Langat raises Double Dee's profile at Harvard competition
Stella Langat ’16 is on a roll. Last April, she took the $20,000 first prize in the Kenneth A. Freirich Business Plan Competition with Double Dee’s, the firm she has founded to provide undergarments to Kenyan women at a reasonable price so they can avoid resorting to an illegal second-hand market.
Now she has taken the $2000 second prize in the Harvard Undergraduate Women in Business Innovation Competition, held October 16 as part of the Harvard Undergraduate Women in Business Convention in Boston. The other seven semi-finalists included teams from such countries at Sweden, Bangladesh and France.
The teams had eight minutes to pitch their businesses, followed by questions from judges and the audience. “It was really tough,” Langat said. “I had to be calm and strategic.”

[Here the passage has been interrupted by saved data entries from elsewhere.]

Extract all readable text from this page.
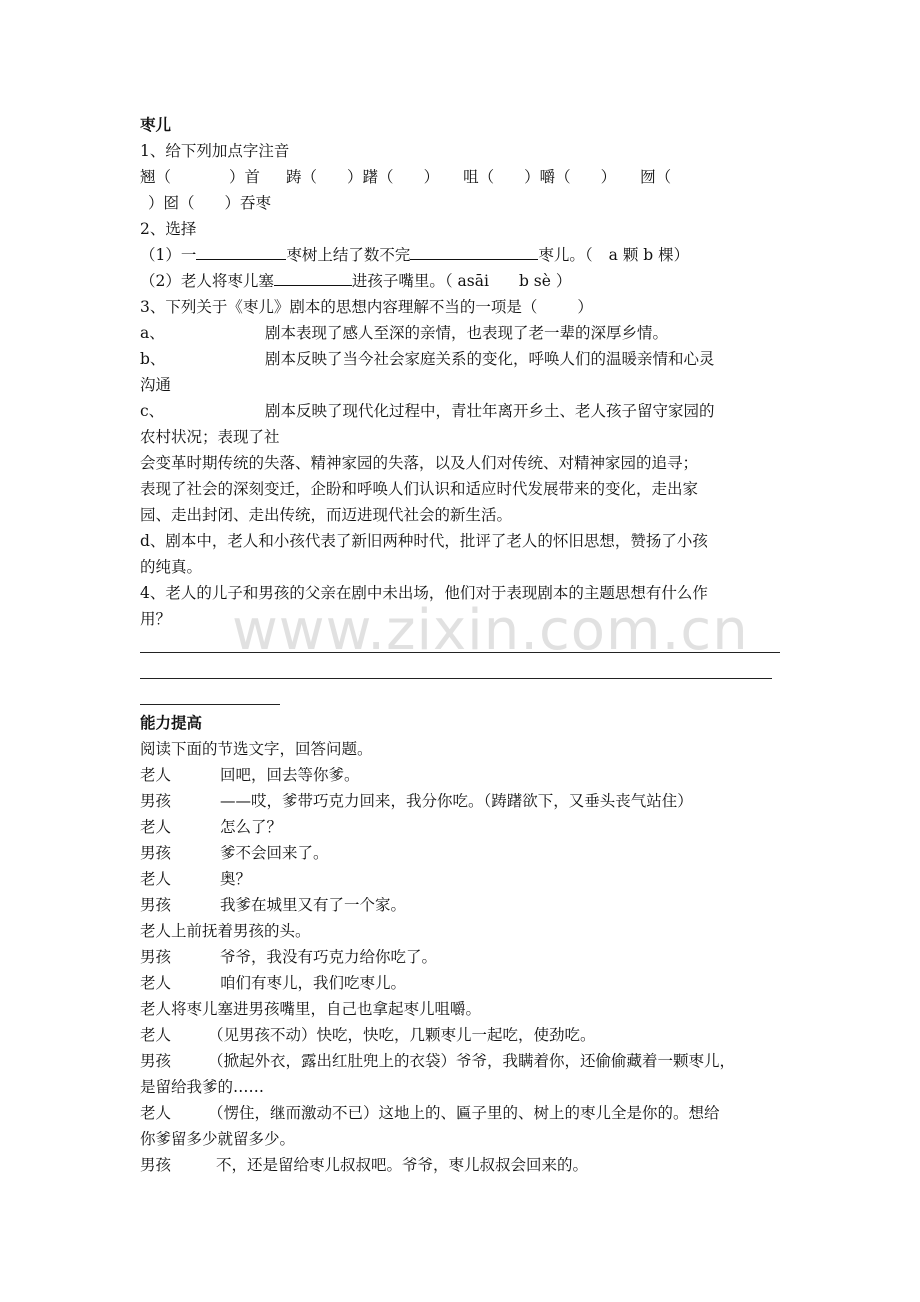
www.zixin.com.cn
枣儿
1、给下列加点字注音
翘（	）首 踌（ ）躇（ ） 咀（ ）嚼（ ） 囫（
）囵（ ）吞枣
2、选择
（1）一	枣树上结了数不完	枣儿。（ a 颗 b 棵）
（2）老人将枣儿塞	进孩子嘴里。（ asāi b sè ）
3、下列关于《枣儿》剧本的思想内容理解不当的一项是（	）
a、	剧本表现了感人至深的亲情，也表现了老一辈的深厚乡情。
b、	剧本反映了当今社会家庭关系的变化，呼唤人们的温暖亲情和心灵
沟通
c、	剧本反映了现代化过程中，青壮年离开乡土、老人孩子留守家园的
农村状况；表现了社
会变革时期传统的失落、精神家园的失落，以及人们对传统、对精神家园的追寻；
表现了社会的深刻变迁，企盼和呼唤人们认识和适应时代发展带来的变化，走出家
园、走出封闭、走出传统，而迈进现代社会的新生活。
d、剧本中，老人和小孩代表了新旧两种时代，批评了老人的怀旧思想，赞扬了小孩
的纯真。
4、老人的儿子和男孩的父亲在剧中未出场，他们对于表现剧本的主题思想有什么作
用？
能力提高
阅读下面的节选文字，回答问题。
老人	回吧，回去等你爹。
男孩	——哎，爹带巧克力回来，我分你吃。（踌躇欲下，又垂头丧气站住）
老人	怎么了？
男孩	爹不会回来了。
老人	奥？
男孩	我爹在城里又有了一个家。
老人上前抚着男孩的头。
男孩	爷爷，我没有巧克力给你吃了。
老人	咱们有枣儿，我们吃枣儿。
老人将枣儿塞进男孩嘴里，自己也拿起枣儿咀嚼。
老人 （见男孩不动）快吃，快吃，几颗枣儿一起吃，使劲吃。
男孩 （掀起外衣，露出红肚兜上的衣袋）爷爷，我瞒着你，还偷偷藏着一颗枣儿，
是留给我爹的……
老人 （愣住，继而激动不已）这地上的、匾子里的、树上的枣儿全是你的。想给
你爹留多少就留多少。
男孩	不，还是留给枣儿叔叔吧。爷爷，枣儿叔叔会回来的。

With help from three friends in Kenya she has enlisted in Double Dee’s, Langat introduced the firm’s new line of bras in Nairobi in August and will soon move into production. With orders already in hand for 450 bras, she’ll use additional prize money from the Harvard competition to produce a greater quantity and bring down the per-unit price.
Langat is one of several past Freirich Competition winners teaching business-plan writing workshops to help students prepare for the competition. Students with ideas either for for-profit businesses or non-profit enterprises oriented toward social entrepreneurship may still participate by submitting the intent-to-compete form you’ll find here.
Seventeen members of Skidmore Women in Business attended the Intercollegiate Business Conference, which included a job fair with Boston startups and businesses and featured keynote speakers with Nike, Sam’s Club and Bain & Company.